Rohini Singh similarly told CPJ that she doesn’t have any conversations related to her stories over the phone and leaves it behind when she meets people out reporting. “It is not about protecting myself. Ultimately it is going to be my story and my byline would be on it. I’m essentially protecting people who might be giving me information,” she said.
Journalists also say they are concerned about the safety of their family members.
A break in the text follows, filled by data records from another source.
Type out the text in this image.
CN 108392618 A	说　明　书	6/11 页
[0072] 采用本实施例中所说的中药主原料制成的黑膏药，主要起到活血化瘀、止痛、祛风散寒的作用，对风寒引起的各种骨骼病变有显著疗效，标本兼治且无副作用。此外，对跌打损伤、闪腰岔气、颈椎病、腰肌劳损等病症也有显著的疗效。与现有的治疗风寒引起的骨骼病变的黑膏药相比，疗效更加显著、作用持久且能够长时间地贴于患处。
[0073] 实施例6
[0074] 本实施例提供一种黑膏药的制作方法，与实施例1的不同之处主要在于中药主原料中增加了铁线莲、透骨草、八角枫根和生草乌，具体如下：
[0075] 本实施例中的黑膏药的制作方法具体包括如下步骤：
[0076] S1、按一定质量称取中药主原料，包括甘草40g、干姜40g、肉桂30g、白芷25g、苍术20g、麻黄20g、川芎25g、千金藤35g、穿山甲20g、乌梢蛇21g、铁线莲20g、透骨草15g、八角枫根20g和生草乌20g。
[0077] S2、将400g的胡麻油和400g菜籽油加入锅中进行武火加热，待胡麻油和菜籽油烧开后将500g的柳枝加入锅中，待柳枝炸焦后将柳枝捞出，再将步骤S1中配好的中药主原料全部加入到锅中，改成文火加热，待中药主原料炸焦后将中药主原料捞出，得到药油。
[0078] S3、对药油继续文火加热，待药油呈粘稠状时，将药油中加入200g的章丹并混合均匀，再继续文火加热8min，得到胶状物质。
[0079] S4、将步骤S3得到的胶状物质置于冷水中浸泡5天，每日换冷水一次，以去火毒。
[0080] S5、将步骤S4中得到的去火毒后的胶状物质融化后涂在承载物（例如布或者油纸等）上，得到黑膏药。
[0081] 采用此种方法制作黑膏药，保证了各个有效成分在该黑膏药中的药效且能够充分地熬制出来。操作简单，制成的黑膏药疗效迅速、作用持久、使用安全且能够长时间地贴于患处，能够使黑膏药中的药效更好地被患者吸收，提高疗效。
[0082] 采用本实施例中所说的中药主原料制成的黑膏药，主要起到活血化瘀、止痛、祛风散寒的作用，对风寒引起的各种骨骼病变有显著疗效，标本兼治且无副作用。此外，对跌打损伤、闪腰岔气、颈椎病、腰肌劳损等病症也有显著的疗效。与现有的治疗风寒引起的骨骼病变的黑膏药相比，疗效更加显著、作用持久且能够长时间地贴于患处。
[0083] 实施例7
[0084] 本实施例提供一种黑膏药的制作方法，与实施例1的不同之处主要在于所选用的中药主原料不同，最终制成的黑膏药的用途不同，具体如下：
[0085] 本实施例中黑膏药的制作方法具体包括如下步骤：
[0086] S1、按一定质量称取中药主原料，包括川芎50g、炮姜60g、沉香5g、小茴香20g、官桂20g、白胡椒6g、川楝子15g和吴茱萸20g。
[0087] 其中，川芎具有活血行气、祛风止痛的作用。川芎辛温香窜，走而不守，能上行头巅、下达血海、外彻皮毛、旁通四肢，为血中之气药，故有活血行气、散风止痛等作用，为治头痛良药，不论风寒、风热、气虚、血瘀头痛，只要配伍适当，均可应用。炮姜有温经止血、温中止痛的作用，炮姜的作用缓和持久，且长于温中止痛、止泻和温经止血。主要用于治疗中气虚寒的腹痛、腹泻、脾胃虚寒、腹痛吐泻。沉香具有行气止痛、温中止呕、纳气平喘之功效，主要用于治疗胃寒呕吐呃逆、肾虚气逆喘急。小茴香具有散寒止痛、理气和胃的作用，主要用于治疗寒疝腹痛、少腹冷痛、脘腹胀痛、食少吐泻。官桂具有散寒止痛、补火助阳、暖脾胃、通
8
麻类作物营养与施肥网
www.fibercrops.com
“After Pegasus, even though my name per se was not part of the whole thing, my friends and family members did not feel safe enough to call me or casually say something about the government. Because they feel that they are also being audiographed and videographed [filmed or recorded],” said Sherwani.
Chaturvedi told CPJ that her family has been “terrified” since the revelations. “Both my parents were in the government service. They can’t believe that this is the same country,” she said.
Venu and Sherwani both expressed concerns about how the atmosphere of fear could affect coverage by less-experienced journalists starting out in their careers. “The simple pleasure of doing journalism got affected. This may lead to self-censorship. When someone gets attacked badly, that journalist can start playing safe,” said Venu.
Said Sherwani: “For someone like me with a more established identity and career, I would be able to get people [to talk to me], but for younger journalists it will be much more difficult to contact politicians and speak to them. Whatever they say has to be on record, so you will see less and less source-based stories.”
Ashirwad agreed. “I’m very critical of this government, which is known. My stand now is I shall not say anything in private which I’m not comfortable saying in public,” he said.
(Kunal Majumder is Indian Representative of New York-based media watchdog, Committee to Protest Journalists.)